I've been a huge fan of PyTorch since the last year, especially when it quickly got all necessary functionality for sophisticated computer vision models - without added complexity of TF. But today PyTorch team announced the production-ready release of PyTorch - here are just a few things to be excited about.
This is by far the biggest one. In TF ecosystem there are a few tools that make the deployment to production very simple, be it a cluster of servers or a smartphone. Even NVIDIA with their rapid development of TensorRT library that allows to perform a whole bunch of optimizations out of the box and compilation to a native binary, is mostly oriented towards TF/Caffe.
The biggest issue with running PyTorch in production was the fact that it's still in Python, so no real HPC for you. All "tweaks" were limited to "eval" mode and disabled gradients during the inference:
net.eval() v = Variable(input_image, volatile=True).cuda(async=True) # and that's about it
With the new JIT compiler this issue is going to be removed - since you don't need to compute gradients anymore, you can have significant speedups from the core features:
- Compiling to a native binary.
- Fusing some operations together, most notable Convolution + BatchNorm + ReLU becomes one operation, same as they did in TensorRT.
- Ditching all additional operations required for computing gradients - no additional memory allocation is a massive improvement, especially in systems with high throughput requirements like a self-driving car.
- Built-in weight quantization - a very big win for smartphones and embedded systems.
One of the difficulties with a dynamic computational graphs, the computational model that serves as a foundation for PyTorch and Chainer, was the question about tracing the operations written inside your model in Python and compiling them correctly (preferably, with optimizations):
... def forward(self, input_imgs, additional_features): # how the hell do you compile that? feat_1, feat_2 = additional_features feats = self.encoder(input_imgs) fusion = torch.cat([feats, feat_1], 1) + feat_2 return self.decoder(fusion)
The announced JIT compiler includes a trace module that's already partially implemented, it takes a constructed network and converts it into a function that can be compiled further:
# This will run your nn.Module or regular Python function with the example # input that you provided. The returned callable can be used to re-execute # all operations that happened during the example run, but it will no longer # use the Python interpreter. from torch.jit import trace traced_model = trace(model, example_input=input) traced_fn = trace(fn, example_input=input) # The training loop doesn't change. Traced model behaves exactly like an # nn.Module, except that you can't edit what it does or change its attributes. # Think of it as a "frozen module". for input, target in data_loader: loss = loss_fn(traced_model(input), target)
The code from official announce
We might expect minor issues early on with some implementations of seq2seq networks that have some non-trivial operations inside them, but here comes another great thing:
To make sure that slightly more complicated parts of your code will be executed correctly after compilation,
@script annotation provides you with an explicit way to control your workflow. Most of that code will depend not on tensor operations in Torch backend, but on Python code which is the source of slowdowns. When these sections are compiled, this issue goes away, and I'm particularly excited about this one.

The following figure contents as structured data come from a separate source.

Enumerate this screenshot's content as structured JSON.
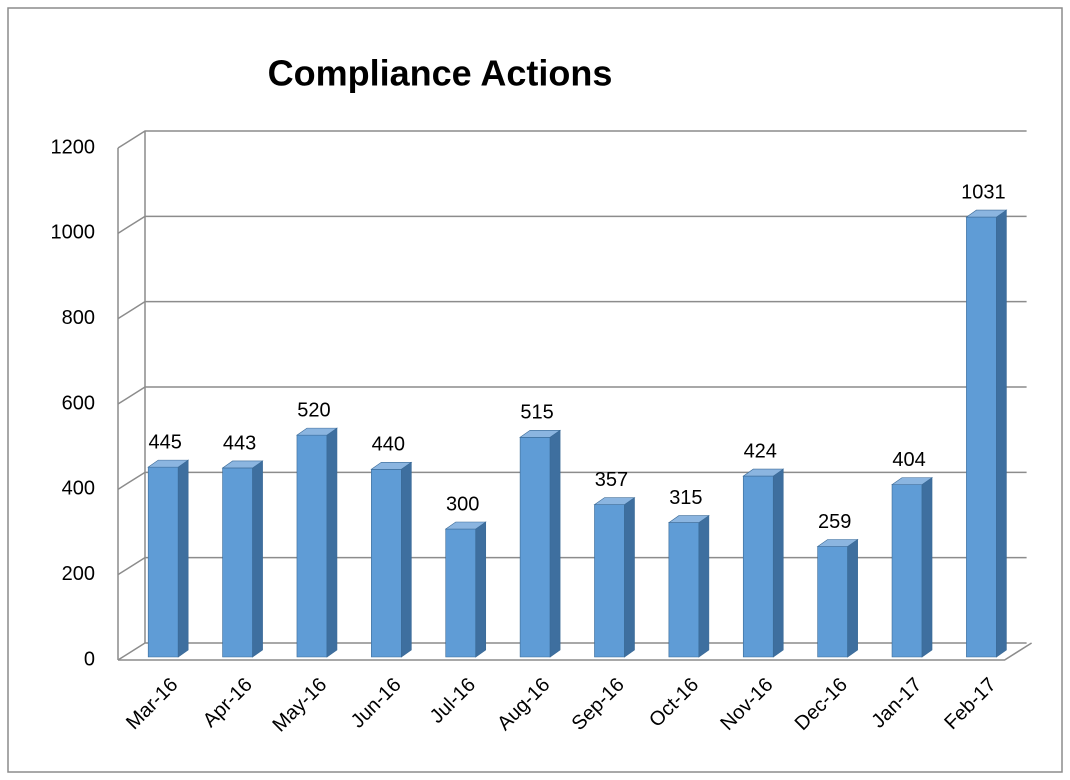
{
  "chart_data": {
    "type": "bar3d",
    "title": "Compliance Actions",
    "categories": [
      "Mar-16",
      "Apr-16",
      "May-16",
      "Jun-16",
      "Jul-16",
      "Aug-16",
      "Sep-16",
      "Oct-16",
      "Nov-16",
      "Dec-16",
      "Jan-17",
      "Feb-17"
    ],
    "values": [
      445,
      443,
      520,
      440,
      300,
      515,
      357,
      315,
      424,
      259,
      404,
      1031
    ],
    "color": "#5f9cd6",
    "ylim": [
      0,
      1200
    ],
    "yticks": [
      0,
      200,
      400,
      600,
      800,
      1000,
      1200
    ],
    "grid": true,
    "data_labels": true
  }
}
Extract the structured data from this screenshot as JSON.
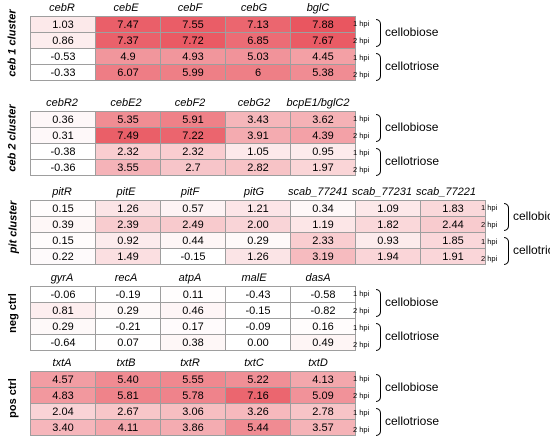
{
  "hpi_labels": [
    "1 hpi",
    "2 hpi",
    "1 hpi",
    "2 hpi"
  ],
  "sugar_labels": [
    "cellobiose",
    "cellotriose"
  ],
  "panels": [
    {
      "label": "ceb 1 cluster",
      "columns": [
        "cebR",
        "cebE",
        "cebF",
        "cebG",
        "bglC"
      ],
      "rows": [
        [
          "1.03",
          "7.47",
          "7.55",
          "7.13",
          "7.88"
        ],
        [
          "0.86",
          "7.37",
          "7.72",
          "6.85",
          "7.67"
        ],
        [
          "-0.53",
          "4.9",
          "4.93",
          "5.03",
          "4.45"
        ],
        [
          "-0.33",
          "6.07",
          "5.99",
          "6",
          "5.38"
        ]
      ]
    },
    {
      "label": "ceb 2 cluster",
      "columns": [
        "cebR2",
        "cebE2",
        "cebF2",
        "cebG2",
        "bcpE1/bglC2"
      ],
      "rows": [
        [
          "0.36",
          "5.35",
          "5.91",
          "3.43",
          "3.62"
        ],
        [
          "0.31",
          "7.49",
          "7.22",
          "3.91",
          "4.39"
        ],
        [
          "-0.38",
          "2.32",
          "2.32",
          "1.05",
          "0.95"
        ],
        [
          "-0.36",
          "3.55",
          "2.7",
          "2.82",
          "1.97"
        ]
      ]
    },
    {
      "label": "pit cluster",
      "columns": [
        "pitR",
        "pitE",
        "pitF",
        "pitG",
        "scab_77241",
        "scab_77231",
        "scab_77221"
      ],
      "rows": [
        [
          "0.15",
          "1.26",
          "0.57",
          "1.21",
          "0.34",
          "1.09",
          "1.83"
        ],
        [
          "0.39",
          "2.39",
          "2.49",
          "2.00",
          "1.19",
          "1.82",
          "2.44"
        ],
        [
          "0.15",
          "0.92",
          "0.44",
          "0.29",
          "2.33",
          "0.93",
          "1.85"
        ],
        [
          "0.22",
          "1.49",
          "-0.15",
          "1.26",
          "3.19",
          "1.94",
          "1.91"
        ]
      ]
    },
    {
      "label": "neg ctrl",
      "columns": [
        "gyrA",
        "recA",
        "atpA",
        "malE",
        "dasA"
      ],
      "rows": [
        [
          "-0.06",
          "-0.19",
          "0.11",
          "-0.43",
          "-0.58"
        ],
        [
          "0.81",
          "0.29",
          "0.46",
          "-0.15",
          "-0.82"
        ],
        [
          "0.29",
          "-0.21",
          "0.17",
          "-0.09",
          "0.16"
        ],
        [
          "-0.64",
          "0.07",
          "0.38",
          "0.00",
          "0.49"
        ]
      ]
    },
    {
      "label": "pos ctrl",
      "columns": [
        "txtA",
        "txtB",
        "txtR",
        "txtC",
        "txtD"
      ],
      "rows": [
        [
          "4.57",
          "5.40",
          "5.55",
          "5.22",
          "4.13"
        ],
        [
          "4.83",
          "5.81",
          "5.78",
          "7.16",
          "5.09"
        ],
        [
          "2.04",
          "2.67",
          "3.06",
          "3.26",
          "2.78"
        ],
        [
          "3.40",
          "4.11",
          "3.86",
          "5.44",
          "3.57"
        ]
      ]
    }
  ]
}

It's taking the flexibility of ONNX import to Caffe2 that's available right now to a new level where you can hack a network, then convert it into a production-ready version almost instantly, avoiding all possible conflicts between two libraries that still happen from time to time.

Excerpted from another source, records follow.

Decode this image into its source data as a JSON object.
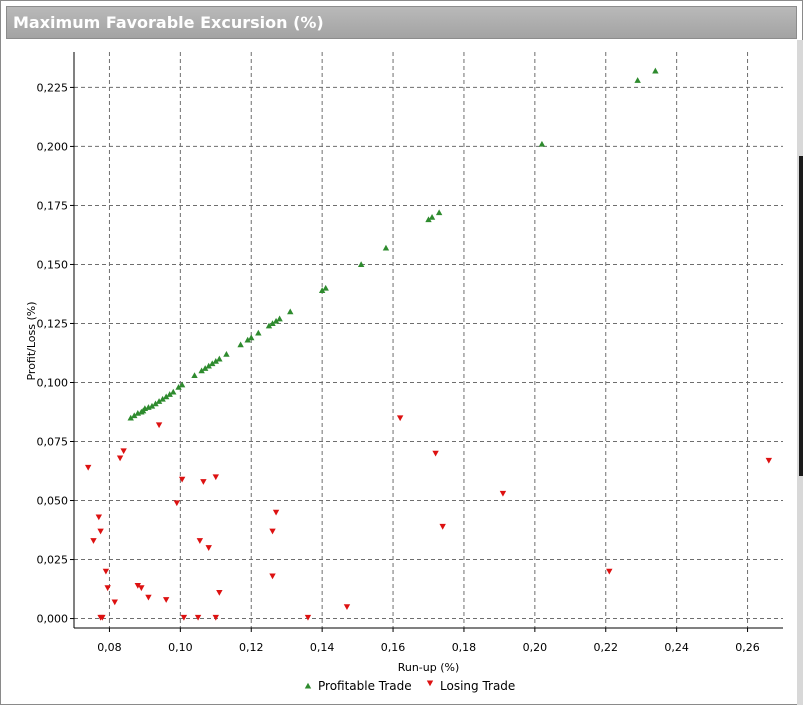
{
  "window": {
    "title": "Maximum Favorable Excursion (%)"
  },
  "colors": {
    "profit": "#2e8b2e",
    "loss": "#dd1111",
    "grid": "#6e6e6e",
    "axis": "#000000"
  },
  "chart_data": {
    "type": "scatter",
    "title": "Maximum Favorable Excursion (%)",
    "xlabel": "Run-up (%)",
    "ylabel": "Profit/Loss (%)",
    "xlim": [
      0.07,
      0.27
    ],
    "ylim": [
      -0.004,
      0.24
    ],
    "x_ticks": [
      0.08,
      0.1,
      0.12,
      0.14,
      0.16,
      0.18,
      0.2,
      0.22,
      0.24,
      0.26
    ],
    "x_tick_labels": [
      "0,08",
      "0,10",
      "0,12",
      "0,14",
      "0,16",
      "0,18",
      "0,20",
      "0,22",
      "0,24",
      "0,26"
    ],
    "y_ticks": [
      0.0,
      0.025,
      0.05,
      0.075,
      0.1,
      0.125,
      0.15,
      0.175,
      0.2,
      0.225
    ],
    "y_tick_labels": [
      "0,000",
      "0,025",
      "0,050",
      "0,075",
      "0,100",
      "0,125",
      "0,150",
      "0,175",
      "0,200",
      "0,225"
    ],
    "grid": true,
    "legend_position": "bottom-center",
    "series": [
      {
        "name": "Profitable Trade",
        "marker": "triangle-up",
        "color": "#2e8b2e",
        "points": [
          [
            0.086,
            0.085
          ],
          [
            0.087,
            0.086
          ],
          [
            0.088,
            0.087
          ],
          [
            0.089,
            0.0875
          ],
          [
            0.0895,
            0.088
          ],
          [
            0.09,
            0.089
          ],
          [
            0.091,
            0.0895
          ],
          [
            0.092,
            0.09
          ],
          [
            0.093,
            0.091
          ],
          [
            0.094,
            0.092
          ],
          [
            0.095,
            0.093
          ],
          [
            0.096,
            0.094
          ],
          [
            0.097,
            0.095
          ],
          [
            0.098,
            0.096
          ],
          [
            0.0995,
            0.098
          ],
          [
            0.1005,
            0.099
          ],
          [
            0.104,
            0.103
          ],
          [
            0.106,
            0.105
          ],
          [
            0.107,
            0.106
          ],
          [
            0.108,
            0.107
          ],
          [
            0.109,
            0.108
          ],
          [
            0.11,
            0.109
          ],
          [
            0.111,
            0.11
          ],
          [
            0.113,
            0.112
          ],
          [
            0.117,
            0.116
          ],
          [
            0.119,
            0.118
          ],
          [
            0.12,
            0.119
          ],
          [
            0.122,
            0.121
          ],
          [
            0.125,
            0.124
          ],
          [
            0.126,
            0.125
          ],
          [
            0.127,
            0.126
          ],
          [
            0.128,
            0.127
          ],
          [
            0.131,
            0.13
          ],
          [
            0.14,
            0.139
          ],
          [
            0.141,
            0.14
          ],
          [
            0.151,
            0.15
          ],
          [
            0.158,
            0.157
          ],
          [
            0.17,
            0.169
          ],
          [
            0.171,
            0.17
          ],
          [
            0.173,
            0.172
          ],
          [
            0.202,
            0.201
          ],
          [
            0.229,
            0.228
          ],
          [
            0.234,
            0.232
          ]
        ]
      },
      {
        "name": "Losing Trade",
        "marker": "triangle-down",
        "color": "#dd1111",
        "points": [
          [
            0.074,
            0.064
          ],
          [
            0.0755,
            0.033
          ],
          [
            0.077,
            0.043
          ],
          [
            0.0775,
            0.037
          ],
          [
            0.0775,
            0.0005
          ],
          [
            0.078,
            0.0005
          ],
          [
            0.079,
            0.02
          ],
          [
            0.0795,
            0.013
          ],
          [
            0.0815,
            0.007
          ],
          [
            0.083,
            0.068
          ],
          [
            0.084,
            0.071
          ],
          [
            0.088,
            0.014
          ],
          [
            0.089,
            0.013
          ],
          [
            0.091,
            0.009
          ],
          [
            0.094,
            0.082
          ],
          [
            0.096,
            0.008
          ],
          [
            0.099,
            0.049
          ],
          [
            0.1005,
            0.059
          ],
          [
            0.101,
            0.0005
          ],
          [
            0.105,
            0.0005
          ],
          [
            0.1055,
            0.033
          ],
          [
            0.1065,
            0.058
          ],
          [
            0.108,
            0.03
          ],
          [
            0.11,
            0.0005
          ],
          [
            0.11,
            0.06
          ],
          [
            0.111,
            0.011
          ],
          [
            0.126,
            0.037
          ],
          [
            0.126,
            0.018
          ],
          [
            0.127,
            0.045
          ],
          [
            0.136,
            0.0005
          ],
          [
            0.147,
            0.005
          ],
          [
            0.162,
            0.085
          ],
          [
            0.172,
            0.07
          ],
          [
            0.174,
            0.039
          ],
          [
            0.191,
            0.053
          ],
          [
            0.221,
            0.02
          ],
          [
            0.266,
            0.067
          ]
        ]
      }
    ]
  }
}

From what I've learned profiling different parts of rather heavy networks (object detection, segmentation, depth perception), weight-heavy convolution layers are not the main source of latency as one might think. Fast cuDNN implementation makes it actually the fastest operation after some really lightweight things like elementwise multiplication or addition. The main culprits were complex control flow modules, like Region Proposal Networks in Faster R-CNN, which can still be too slow, and even without additional optimization getting them as C++ runtimes would be a significant boost.